Der Film bietet noch einige andere nachhaltig wundervolle Momente. Einer der schönsten, als Marion Cotillard wortlos vor dem großen Glasbecken steht und einem Schwertwal die Richtung dirigiert, das hat schon was magisches an sich. Beide Figuren profitieren in dem Film stark voneinander, bestechend ebenfalls in der Szene (und wohl auch die eindeutige Message in diesem Film), als Ali während eines Kampfes am Boden liegt und sieht, wie Stephanie mit ihren Edelstahlprothesen aus dem Auto steigt…und zeigt ihm ihren wiedergewonnen Lebenswillen und Mut vor, so dass er aufsteht und weiterkämpft. Großartig!

„Willst du ficken?“, fragt Ali einmal Stephanie…damit sie noch überhaupt weiß, ob es noch funktioniert und sich genauso ohne die fehlenden Unterschenkel anfühlt wie früher. Sie tun es und wir erinnern uns bei der allerersten Begegnung der Beiden, als Ali noch die schönen und perfekten Beine von Stephanie auffielen, jetzt hat sie keine mehr und es scheint ihn nicht sonderlich zu stören, genauso wenig wie er in einer Disco in Angesicht vor ihr eine andere für den Beischlaf  abschleppt. Er ist eine Kampf- und Fickmaschine, äußerlich unverwundbar, innerlich aber leer und ohne Gespür für Sensibilität oder Anstand.

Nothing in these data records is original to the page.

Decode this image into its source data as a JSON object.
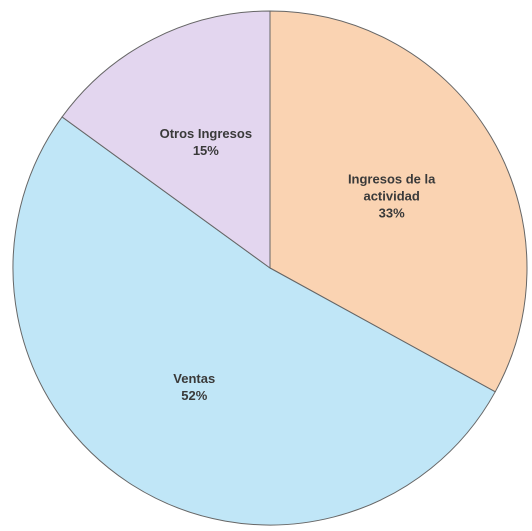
{
  "chart_data": {
    "type": "pie",
    "categories": [
      "Ingresos de la actividad",
      "Ventas",
      "Otros Ingresos"
    ],
    "values": [
      33,
      52,
      15
    ],
    "value_labels": [
      "33%",
      "52%",
      "15%"
    ],
    "colors": [
      "#fad3b2",
      "#c0e6f7",
      "#e3d6ef"
    ]
  }
}
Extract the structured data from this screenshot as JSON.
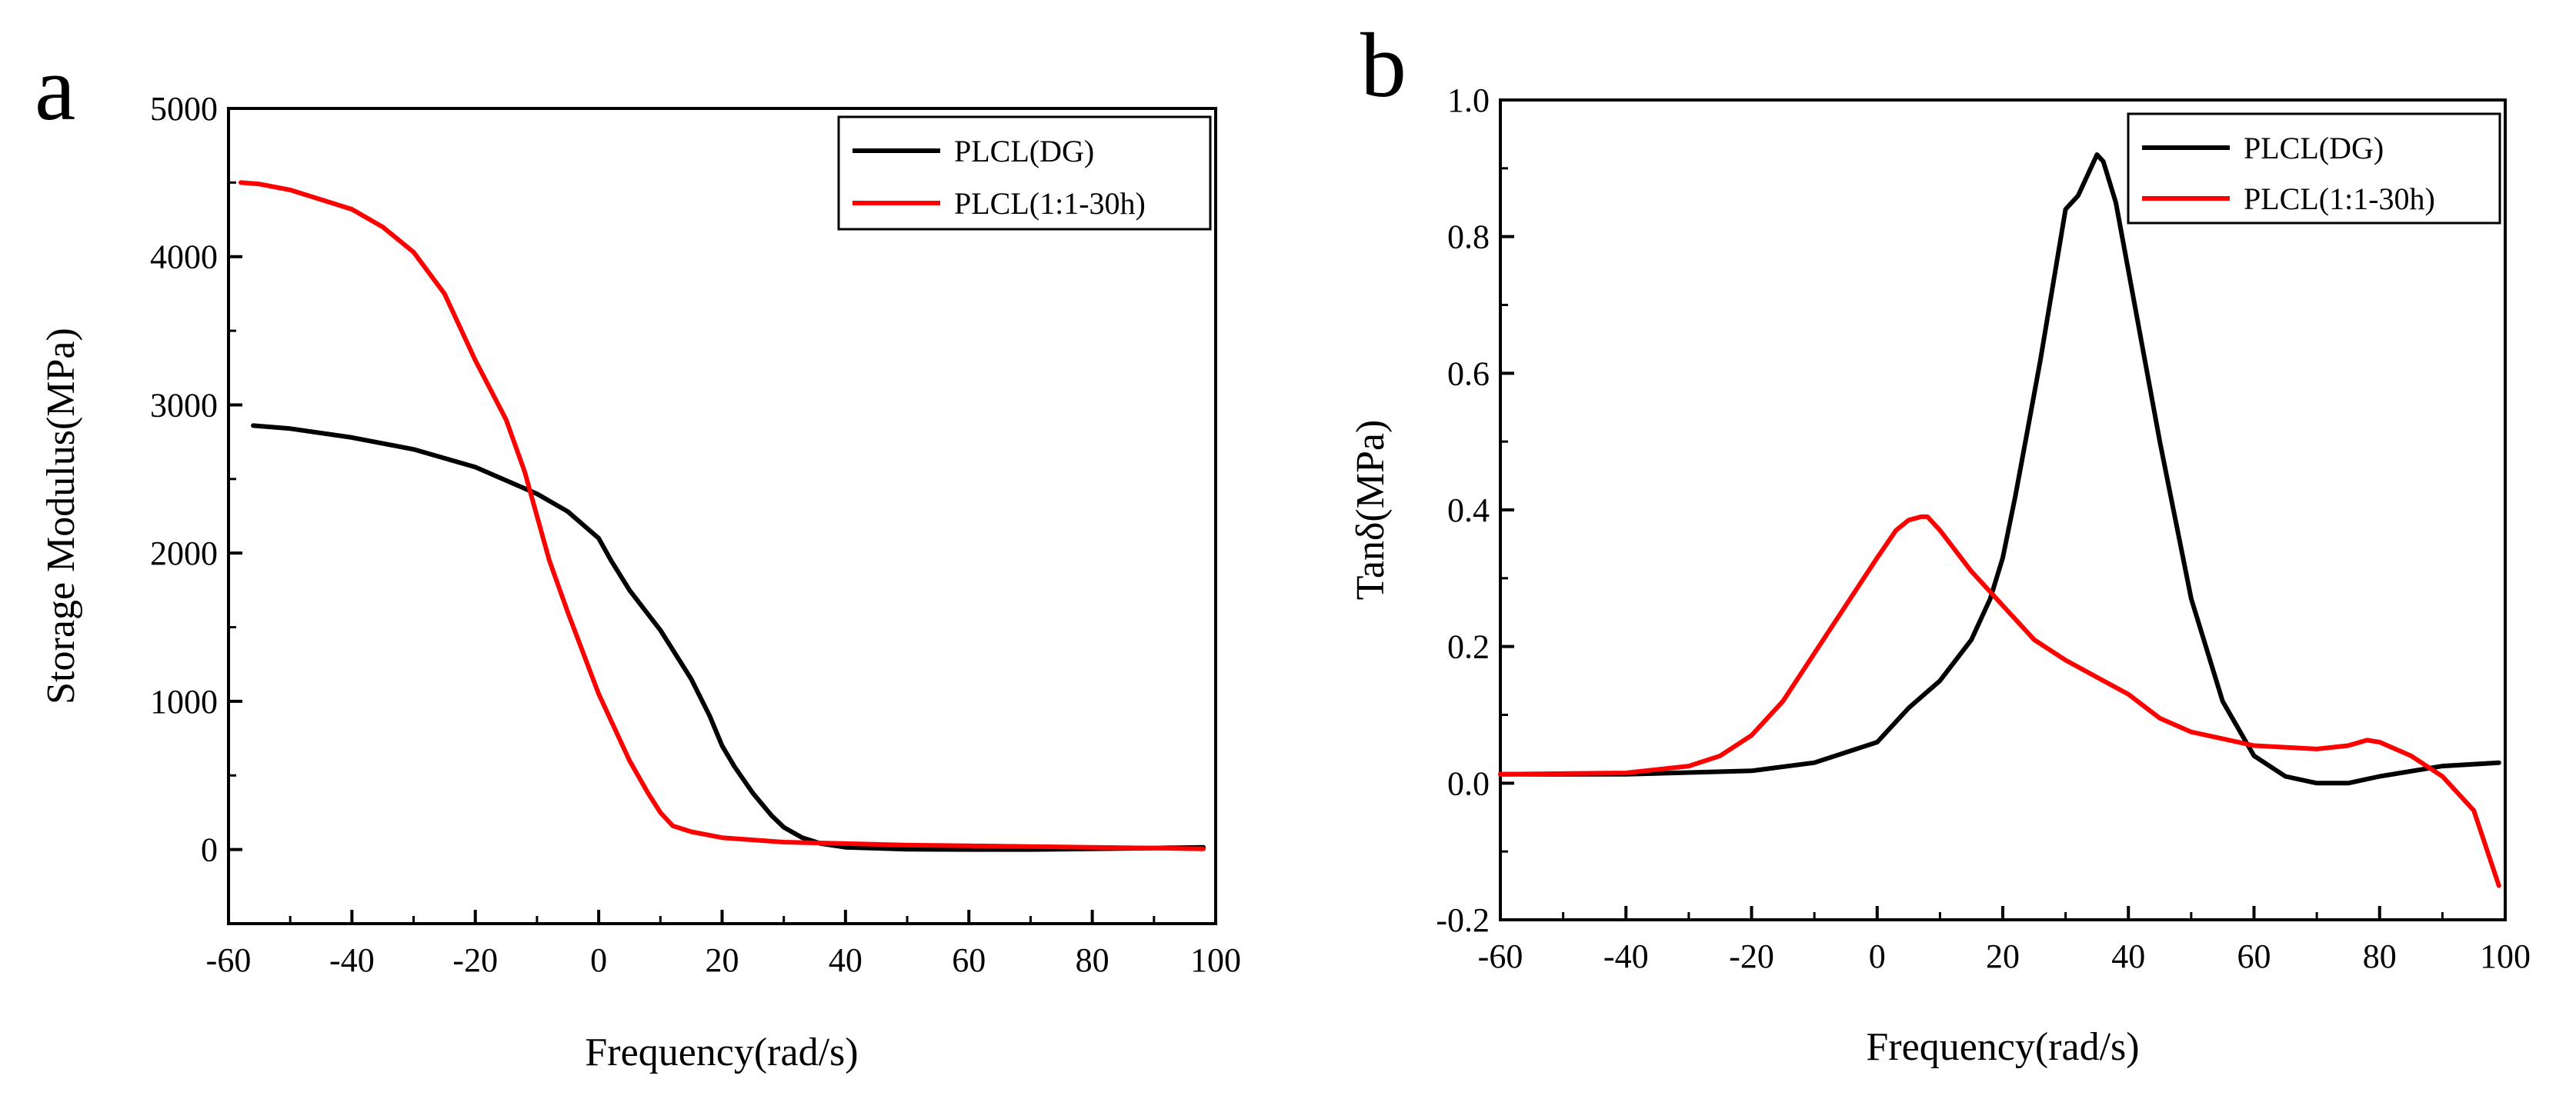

Aber es gibt Hoffnung für Ali, zum Ende hin wendet sich überraschend das Blatt und er zeigt zum ersten Mal Gefühle.

Beide Hauptdarsteller leisten wunderbare Arbeit, die fantastische Marion Cotillard wurde zudem in der letzten Award-Saison für einige wichtige Darstellerpreise nominiert. Großes Lob auch an die Special-Effekt-Macher, die es fertig brachten, Cotillards Amputation sehr lebensecht aussehen zu lassen.

Ein außergewöhnlich intensiver Film, in jeder Hinsicht sehenswert.